Abstract
In recent years, the potential value of real-time drilling data has been well documented and applied across the globe within the Oil & Gas Industry. The information is traditionally used for timely and effective decision-making for drilling operations. Real-Time work processes has helped the industry by saving millions of dollars and mitigating the occurrence of critical hole problems. Drilling departments capitalize on the benefits of real-time data even in the planning stages of a well in order to prepare detailed drilling programs based on the history of any nearby wells. The easy access of real-time active and historical data assists the avoidance of incidents based on the witnessed reaction of the formation during the drilling process.
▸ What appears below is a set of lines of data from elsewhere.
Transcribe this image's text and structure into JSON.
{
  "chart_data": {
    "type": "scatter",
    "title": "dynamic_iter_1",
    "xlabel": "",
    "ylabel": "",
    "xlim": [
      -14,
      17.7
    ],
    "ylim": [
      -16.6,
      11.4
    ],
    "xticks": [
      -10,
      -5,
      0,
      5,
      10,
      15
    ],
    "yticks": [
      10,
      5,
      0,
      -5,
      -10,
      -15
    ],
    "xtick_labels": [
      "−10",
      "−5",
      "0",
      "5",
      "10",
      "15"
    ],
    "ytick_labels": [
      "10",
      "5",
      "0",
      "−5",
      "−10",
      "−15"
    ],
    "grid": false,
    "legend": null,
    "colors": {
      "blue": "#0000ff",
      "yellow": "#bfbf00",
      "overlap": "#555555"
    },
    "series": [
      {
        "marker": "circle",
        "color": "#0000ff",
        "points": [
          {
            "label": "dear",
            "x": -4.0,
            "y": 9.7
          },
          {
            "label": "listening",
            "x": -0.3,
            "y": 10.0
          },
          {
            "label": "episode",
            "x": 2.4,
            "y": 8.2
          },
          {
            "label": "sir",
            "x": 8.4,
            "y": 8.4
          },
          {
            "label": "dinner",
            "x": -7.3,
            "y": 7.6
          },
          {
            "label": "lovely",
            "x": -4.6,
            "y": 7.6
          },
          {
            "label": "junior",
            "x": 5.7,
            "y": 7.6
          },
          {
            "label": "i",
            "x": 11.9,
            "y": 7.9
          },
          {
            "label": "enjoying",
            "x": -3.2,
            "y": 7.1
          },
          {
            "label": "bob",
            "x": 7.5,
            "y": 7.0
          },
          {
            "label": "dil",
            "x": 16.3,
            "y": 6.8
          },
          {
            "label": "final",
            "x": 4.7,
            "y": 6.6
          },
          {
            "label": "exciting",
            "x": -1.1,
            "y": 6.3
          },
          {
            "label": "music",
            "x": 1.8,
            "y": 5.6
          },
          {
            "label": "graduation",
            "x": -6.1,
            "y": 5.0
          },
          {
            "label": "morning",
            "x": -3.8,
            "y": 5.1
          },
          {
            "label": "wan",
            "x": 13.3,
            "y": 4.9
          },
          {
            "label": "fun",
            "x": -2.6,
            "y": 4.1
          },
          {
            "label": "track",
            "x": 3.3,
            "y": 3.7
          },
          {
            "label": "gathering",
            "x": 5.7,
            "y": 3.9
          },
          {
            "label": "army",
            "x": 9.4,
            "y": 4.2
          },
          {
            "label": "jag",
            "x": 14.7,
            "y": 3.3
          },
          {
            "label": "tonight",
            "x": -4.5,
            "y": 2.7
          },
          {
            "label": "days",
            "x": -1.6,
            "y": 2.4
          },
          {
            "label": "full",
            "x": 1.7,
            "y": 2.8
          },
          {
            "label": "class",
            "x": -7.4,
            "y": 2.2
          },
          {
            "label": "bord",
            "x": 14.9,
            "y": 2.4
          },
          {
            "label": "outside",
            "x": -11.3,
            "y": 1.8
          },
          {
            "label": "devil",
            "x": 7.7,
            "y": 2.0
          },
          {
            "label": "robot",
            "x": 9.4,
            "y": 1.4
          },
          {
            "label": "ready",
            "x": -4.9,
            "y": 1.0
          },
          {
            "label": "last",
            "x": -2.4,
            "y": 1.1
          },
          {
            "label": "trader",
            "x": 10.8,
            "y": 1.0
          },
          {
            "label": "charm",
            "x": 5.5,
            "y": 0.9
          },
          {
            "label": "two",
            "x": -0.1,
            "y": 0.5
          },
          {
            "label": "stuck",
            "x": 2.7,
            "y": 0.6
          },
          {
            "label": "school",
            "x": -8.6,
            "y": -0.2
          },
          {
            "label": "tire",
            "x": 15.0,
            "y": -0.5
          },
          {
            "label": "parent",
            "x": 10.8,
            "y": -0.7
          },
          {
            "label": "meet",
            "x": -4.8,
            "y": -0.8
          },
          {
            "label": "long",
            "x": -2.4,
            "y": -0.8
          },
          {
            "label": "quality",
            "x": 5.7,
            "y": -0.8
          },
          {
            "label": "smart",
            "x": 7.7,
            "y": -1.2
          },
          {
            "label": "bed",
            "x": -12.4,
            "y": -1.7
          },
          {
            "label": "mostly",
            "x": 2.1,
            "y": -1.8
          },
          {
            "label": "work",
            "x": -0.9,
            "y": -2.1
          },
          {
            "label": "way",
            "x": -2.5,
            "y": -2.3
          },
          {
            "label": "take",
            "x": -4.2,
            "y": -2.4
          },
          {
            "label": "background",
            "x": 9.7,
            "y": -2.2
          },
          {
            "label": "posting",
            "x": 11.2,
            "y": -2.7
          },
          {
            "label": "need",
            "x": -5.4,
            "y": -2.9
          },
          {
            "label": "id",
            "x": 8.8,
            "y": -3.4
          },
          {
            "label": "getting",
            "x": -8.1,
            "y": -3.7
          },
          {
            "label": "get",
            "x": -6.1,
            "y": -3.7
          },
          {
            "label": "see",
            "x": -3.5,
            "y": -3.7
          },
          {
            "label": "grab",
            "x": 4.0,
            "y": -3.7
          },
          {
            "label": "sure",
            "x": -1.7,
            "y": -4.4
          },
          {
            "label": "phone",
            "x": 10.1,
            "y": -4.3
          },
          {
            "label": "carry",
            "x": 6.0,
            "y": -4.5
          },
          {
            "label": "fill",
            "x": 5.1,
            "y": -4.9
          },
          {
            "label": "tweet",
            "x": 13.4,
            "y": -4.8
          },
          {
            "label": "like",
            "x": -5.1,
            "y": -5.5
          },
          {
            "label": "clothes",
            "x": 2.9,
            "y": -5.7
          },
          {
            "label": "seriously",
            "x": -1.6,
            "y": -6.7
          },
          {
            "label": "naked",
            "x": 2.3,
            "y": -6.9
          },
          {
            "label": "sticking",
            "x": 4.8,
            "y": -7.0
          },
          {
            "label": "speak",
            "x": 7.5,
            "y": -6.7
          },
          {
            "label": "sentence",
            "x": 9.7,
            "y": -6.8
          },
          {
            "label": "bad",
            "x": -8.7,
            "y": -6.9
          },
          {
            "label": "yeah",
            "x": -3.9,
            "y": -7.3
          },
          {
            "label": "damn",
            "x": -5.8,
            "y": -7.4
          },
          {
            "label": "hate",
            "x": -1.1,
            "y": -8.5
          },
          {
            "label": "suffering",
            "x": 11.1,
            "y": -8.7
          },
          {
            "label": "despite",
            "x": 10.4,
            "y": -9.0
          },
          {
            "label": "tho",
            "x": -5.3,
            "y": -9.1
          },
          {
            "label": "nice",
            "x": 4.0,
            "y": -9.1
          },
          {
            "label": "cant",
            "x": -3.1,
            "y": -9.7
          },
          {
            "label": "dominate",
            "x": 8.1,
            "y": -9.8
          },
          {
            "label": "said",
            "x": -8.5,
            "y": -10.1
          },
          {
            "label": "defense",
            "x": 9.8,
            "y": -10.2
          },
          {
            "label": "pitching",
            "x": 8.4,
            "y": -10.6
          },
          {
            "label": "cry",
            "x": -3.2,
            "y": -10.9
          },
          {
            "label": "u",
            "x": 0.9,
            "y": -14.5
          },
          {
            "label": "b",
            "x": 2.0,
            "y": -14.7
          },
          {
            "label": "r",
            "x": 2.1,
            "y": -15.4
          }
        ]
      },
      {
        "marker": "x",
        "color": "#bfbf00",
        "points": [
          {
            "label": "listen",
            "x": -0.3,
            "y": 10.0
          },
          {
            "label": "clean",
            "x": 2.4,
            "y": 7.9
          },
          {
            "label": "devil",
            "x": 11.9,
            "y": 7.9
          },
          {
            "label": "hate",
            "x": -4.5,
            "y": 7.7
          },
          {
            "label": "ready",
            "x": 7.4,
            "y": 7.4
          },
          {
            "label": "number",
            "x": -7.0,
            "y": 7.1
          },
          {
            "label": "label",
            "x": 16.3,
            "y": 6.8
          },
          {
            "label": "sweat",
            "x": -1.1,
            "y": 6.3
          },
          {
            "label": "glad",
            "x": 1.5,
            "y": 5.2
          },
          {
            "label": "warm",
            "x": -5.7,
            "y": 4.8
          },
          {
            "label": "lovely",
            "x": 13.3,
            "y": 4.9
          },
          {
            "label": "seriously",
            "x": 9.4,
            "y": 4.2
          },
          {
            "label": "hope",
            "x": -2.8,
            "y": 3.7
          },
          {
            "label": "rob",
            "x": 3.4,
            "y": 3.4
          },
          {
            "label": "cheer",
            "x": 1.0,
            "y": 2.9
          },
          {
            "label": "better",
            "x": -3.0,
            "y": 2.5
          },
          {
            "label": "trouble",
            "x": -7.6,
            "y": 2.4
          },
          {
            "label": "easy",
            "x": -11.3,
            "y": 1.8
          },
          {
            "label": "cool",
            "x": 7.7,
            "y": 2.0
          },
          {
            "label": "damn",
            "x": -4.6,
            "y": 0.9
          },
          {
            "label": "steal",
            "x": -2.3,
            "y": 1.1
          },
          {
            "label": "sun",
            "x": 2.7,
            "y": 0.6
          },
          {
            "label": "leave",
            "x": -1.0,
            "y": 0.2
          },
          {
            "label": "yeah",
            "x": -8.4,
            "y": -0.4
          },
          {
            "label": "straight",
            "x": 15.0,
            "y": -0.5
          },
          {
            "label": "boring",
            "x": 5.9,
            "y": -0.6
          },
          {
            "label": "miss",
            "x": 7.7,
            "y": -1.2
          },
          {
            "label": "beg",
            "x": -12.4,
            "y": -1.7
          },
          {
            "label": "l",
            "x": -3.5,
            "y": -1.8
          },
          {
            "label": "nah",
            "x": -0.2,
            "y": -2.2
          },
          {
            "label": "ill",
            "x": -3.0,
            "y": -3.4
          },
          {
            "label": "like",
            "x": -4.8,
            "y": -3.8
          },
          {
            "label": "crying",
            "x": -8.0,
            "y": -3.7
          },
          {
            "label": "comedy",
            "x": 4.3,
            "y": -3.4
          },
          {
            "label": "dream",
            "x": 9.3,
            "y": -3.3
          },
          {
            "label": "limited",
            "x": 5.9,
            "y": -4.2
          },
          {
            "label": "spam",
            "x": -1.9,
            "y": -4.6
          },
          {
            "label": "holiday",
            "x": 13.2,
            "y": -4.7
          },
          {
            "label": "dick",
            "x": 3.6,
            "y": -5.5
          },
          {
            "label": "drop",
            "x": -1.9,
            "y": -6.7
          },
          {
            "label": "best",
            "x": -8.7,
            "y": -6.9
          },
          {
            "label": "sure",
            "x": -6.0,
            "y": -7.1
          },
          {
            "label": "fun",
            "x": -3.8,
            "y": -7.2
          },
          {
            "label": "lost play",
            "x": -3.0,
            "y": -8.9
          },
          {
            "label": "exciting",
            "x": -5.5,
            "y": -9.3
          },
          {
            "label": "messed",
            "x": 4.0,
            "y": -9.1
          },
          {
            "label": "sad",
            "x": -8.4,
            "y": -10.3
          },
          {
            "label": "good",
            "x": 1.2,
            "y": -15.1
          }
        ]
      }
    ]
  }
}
In order to do more with the data obtained, further analysis is required on the surface data to calculate the witnessed performance for certain activities on the rig site. The first step is to analyze surface data to prepare an operational recognition system. To automatically recognize drilling activities, an algorithm was developed that uses therealtime surface parameters data to calculate the current operation state, this is based on a 2-level activity classification hierarchy. The second step is then to use the results of the operational recognition system to determine key performance indictors based on the witnessed operations. It is therefore key that both calculated methods are as accurate as possible.
This paper will describe the business justification and the process formulated to generate meaningful KPI's for Saudi Aramco to allow for benchmarking and the sharing of best practices.